Inklings of what this dimension may be like come to us through the experience of
computer hackers and psychedelic tripsters, who think of themselves not as opposite ends of
the spectrum of human activity but as a synergistic congregation of creative thinkers bringing
the tools of high technology and advanced spirituality into the living rooms of the general
public. Psychedelics can provide a shamanic experience for any adventurous consumer. This
experience leads users to treat the accepted reality as an arbitrary one, and to envision the
possibilities of a world unfettered by obsolete thought systems, institutions, and neuroses.
Meanwhile, the cybernetic experience empowers people of all ages to explore a new, digital
landscape. Using only a personal computer and a modem, anyone can now access the
datasphere. New computer interface technologies such as virtual reality promise to make the
datasphere a place where we can take not only our minds but our bodies along for the ride.
The people you are about to meet interpret the development of the datasphere as the
hardwiring of a global brain. This is to be the final stage in the development of Gaia,'' the
living being that is the Earth, for which humans serve as the neurons. As computer
programmers and psychedelic warriors together realize that "all is one,'' a common belief
emerges that the evolution of humanity has been a willful progression toward the construction
of the next dimensional home for consciousness.
We need a new word to express this boundless territory. The kids in this book call it
Cyberia.
Cyberia is the place a businessperson goes when involved in a phone conversation, the
place a shamanic warrior goes when traveling out of body, the place an acid house'' dancer
goes when experiencing the bliss of a techno-acid trance. Cyberia is the place alluded to by
the mystical teachings of every religion, the theoretical tangents of every science, and the
wildest speculations of every imagination. Now, however, unlike any other time in history,
Cyberia is thought to be within our reach. The technological strides of our postmodern
culture, coupled with the rebirth of ancient spiritual ideas, have convinced a growing number
of people that Cyberia is the dimensional plane in which humanity will soon find itself.
But even those of us who have never ventured into a house club, physics lab or
computer bulletin board are being increasingly exposed to words, images and ideas that shake
the foundations of our most deeply held beliefs. The cyberian paradigm finds its way to our
unsuspecting minds through new kinds of arts and entertainment that rely less on structure
and linear progression than on textural experience and moment-to-moment awareness.
Role-playing games, for example, have no beginning or end, but instead celebrate the
inventiveness of their players, who wind their way through complex fantasies together, testing
strategies that they may later use in their own lives, which have in turn begun to resemble the
wild adventures of their game characters.
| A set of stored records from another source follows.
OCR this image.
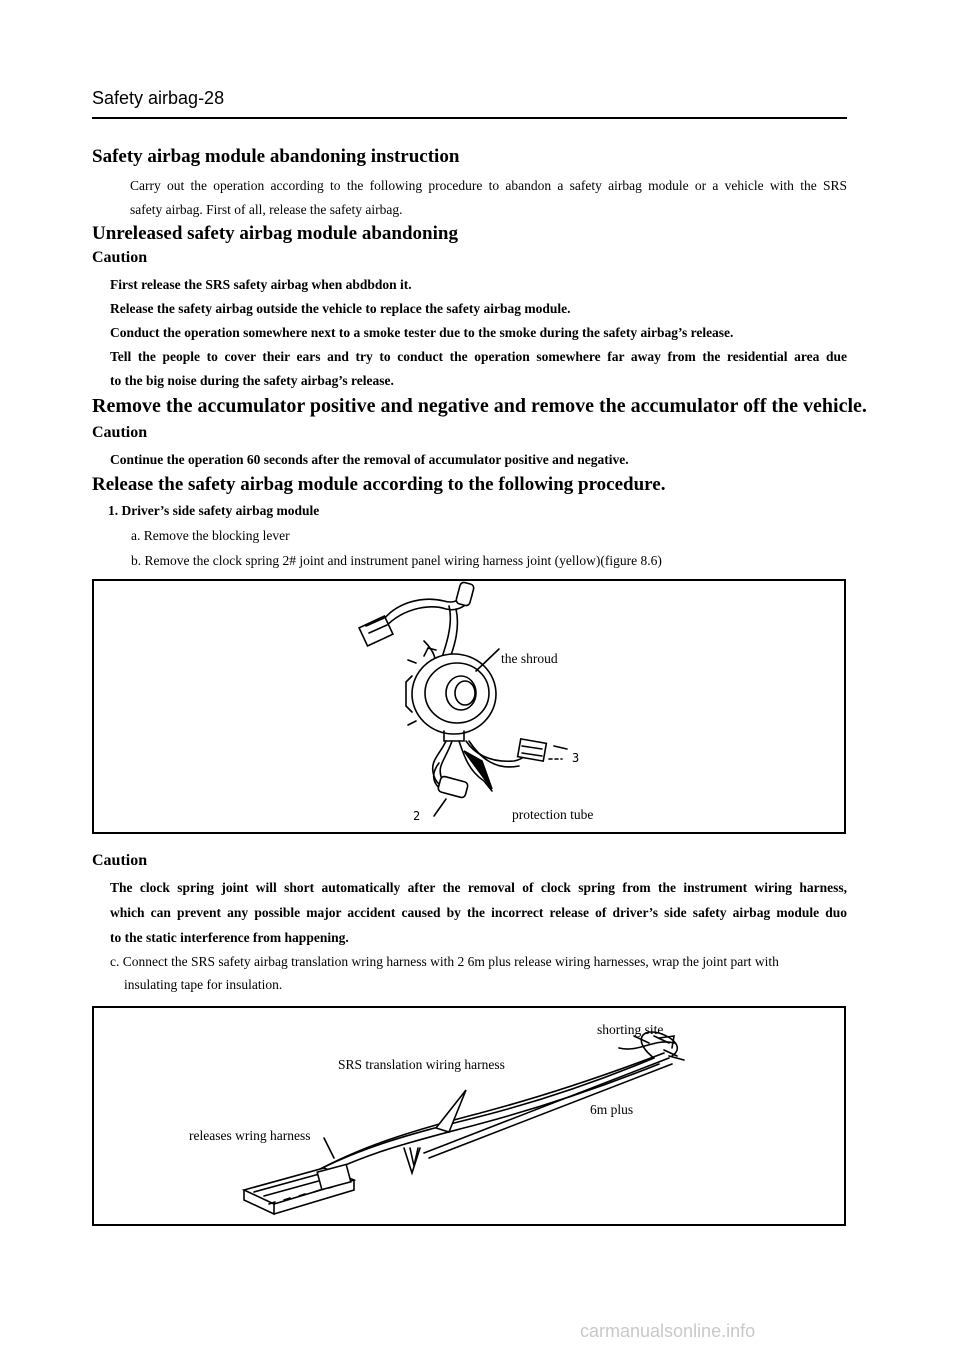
Safety airbag-28
Safety airbag module abandoning instruction
Carry out the operation according to the following procedure to abandon a safety airbag module or a vehicle with the SRS
safety airbag. First of all, release the safety airbag.
Unreleased safety airbag module abandoning
Caution
First release the SRS safety airbag when abdbdon it.
Release the safety airbag outside the vehicle to replace the safety airbag module.
Conduct the operation somewhere next to a smoke tester due to the smoke during the safety airbag’s release.
Tell the people to cover their ears and try to conduct the operation somewhere far away from the residential area due
to the big noise during the safety airbag’s release.
Remove the accumulator positive and negative and remove the accumulator off the vehicle.
Caution
Continue the operation 60 seconds after the removal of accumulator positive and negative.
Release the safety airbag module according to the following procedure.
1. Driver’s side safety airbag module
a. Remove the blocking lever
b. Remove the clock spring 2# joint and instrument panel wiring harness joint (yellow)(figure 8.6)
the shroud
3
2	protection tube
Caution
The clock spring joint will short automatically after the removal of clock spring from the instrument wiring harness,
which can prevent any possible major accident caused by the incorrect release of driver’s side safety airbag module duo
to the static interference from happening.
c. Connect the SRS safety airbag translation wring harness with 2 6m plus release wiring harnesses, wrap the joint part with
insulating tape for insulation.
shorting site
SRS translation wiring harness
6m plus
releases wring harness
carmanualsonline.info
Similarly, the art and literature of Cyberia have
abandoned the clean lines and smooth surfaces of Star Trek and 2001: A Space Odyssey in
favor of the grimy, posturban realism of Batman, Neuromancer, and Bladerunner, in which
computers do not simplify human issues but expose and even amplify the obvious faults in
our systems of logic and social engineering.
Not surprisingly, the reaction of traditionalists to this expression has been harsh and
marked by panic. Cyberians question the very reality on which the ideas of control and
manipulation are based; and as computer-networking technology gets into the hands of more
cyberians, historical power centers are challenged. A bright young hacker with enough time
on his hands can break in to almost any computer system in the world. Meanwhile,
do-it-yourself technology and a huge, hungry media empire sews the seeds of its own
destruction by inviting private citizens to participate through 'zines, cable shows, and
interactive television. The hypnotic spell of years of television and its intense public relations
is broken as people learn to deconstruct and recombine the images intended to persuade them.
The result is that the population at large gains the freedom to reexamine previously accepted
policies and prejudices.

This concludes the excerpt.